Тачка не оборудована никакими особо хитрыми противоугонными системами, установлена только система звуковой сигнализации, нет даже механического блокиратора руля. Но от этого не легче, потому что подобраться к машине непросто. Выезжая в город по делам, Толмач не бросает машину где попало: пользуется платными стоянками или подземными парковками. Кроме того, все маршруты ограничены Садовым кольцом или проходят по центральным магистралям, где менты на каждом шагу. Ольшанский переезжал с места на место, посещал мелкие банки и крупные ломбарды, никогда не догадаешься, куда он завернет и что ему нужно. То ли вазелин, то ли туалетная бумага… Возможно, он просто поиздержался, открывая в Москве свою дерьмовую богадельню с бильярдом, и теперь искал деньги или новых компаньонов.

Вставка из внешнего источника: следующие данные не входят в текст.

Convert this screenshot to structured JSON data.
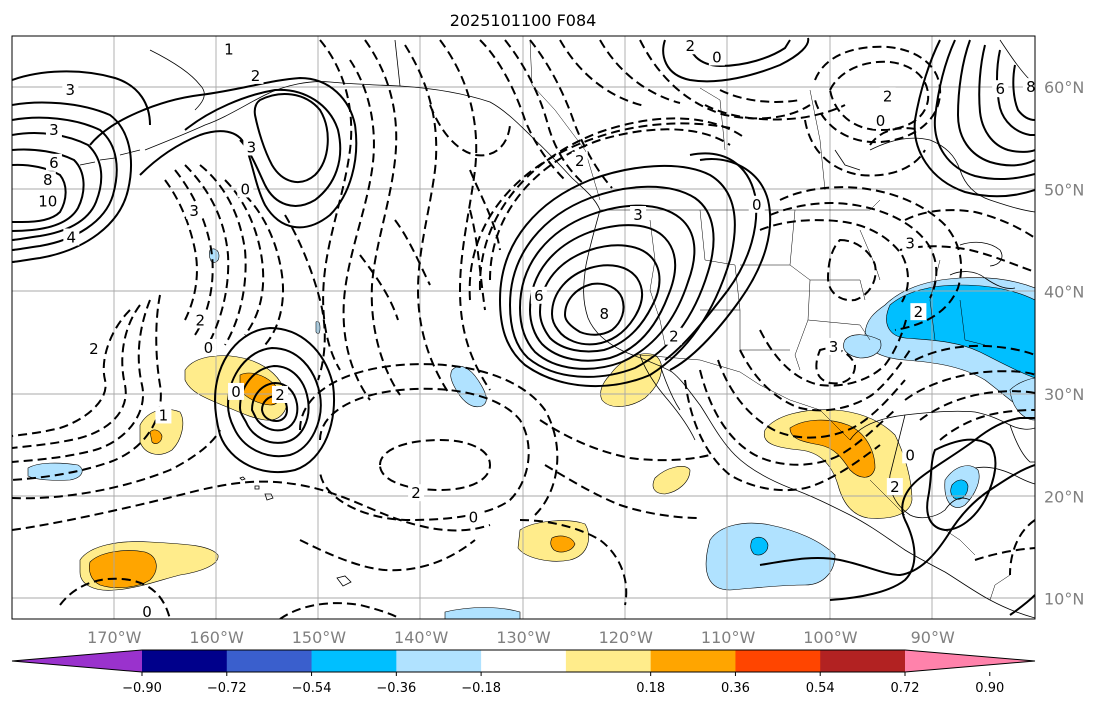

На ночь он неизменно оставляет тачку в гараже. Несколько кирпичных боксов с металлическими воротами стоят в углу двора за старыми тополями. Бокс Ольшанского первый крайний. Большой, в таком помещении лимузину представительского класса не будет тесно. Этот гараж Ольшанский прикупил вместе с хатой. Удачное приобретение. Первый раз увидев это стойло для машины, Кот вздохнул с облегчением. Единственное окно квартиры Ольшанского, выходящее во двор, — кухонное. Остальные окна смотрят на улицу. Почему-то все автомобильные придурки, вроде этого Толмача, искренне верят, что из гаража увести машину значительно труднее, чем тачку, брошенную у подъезда. Серьезная ошибка.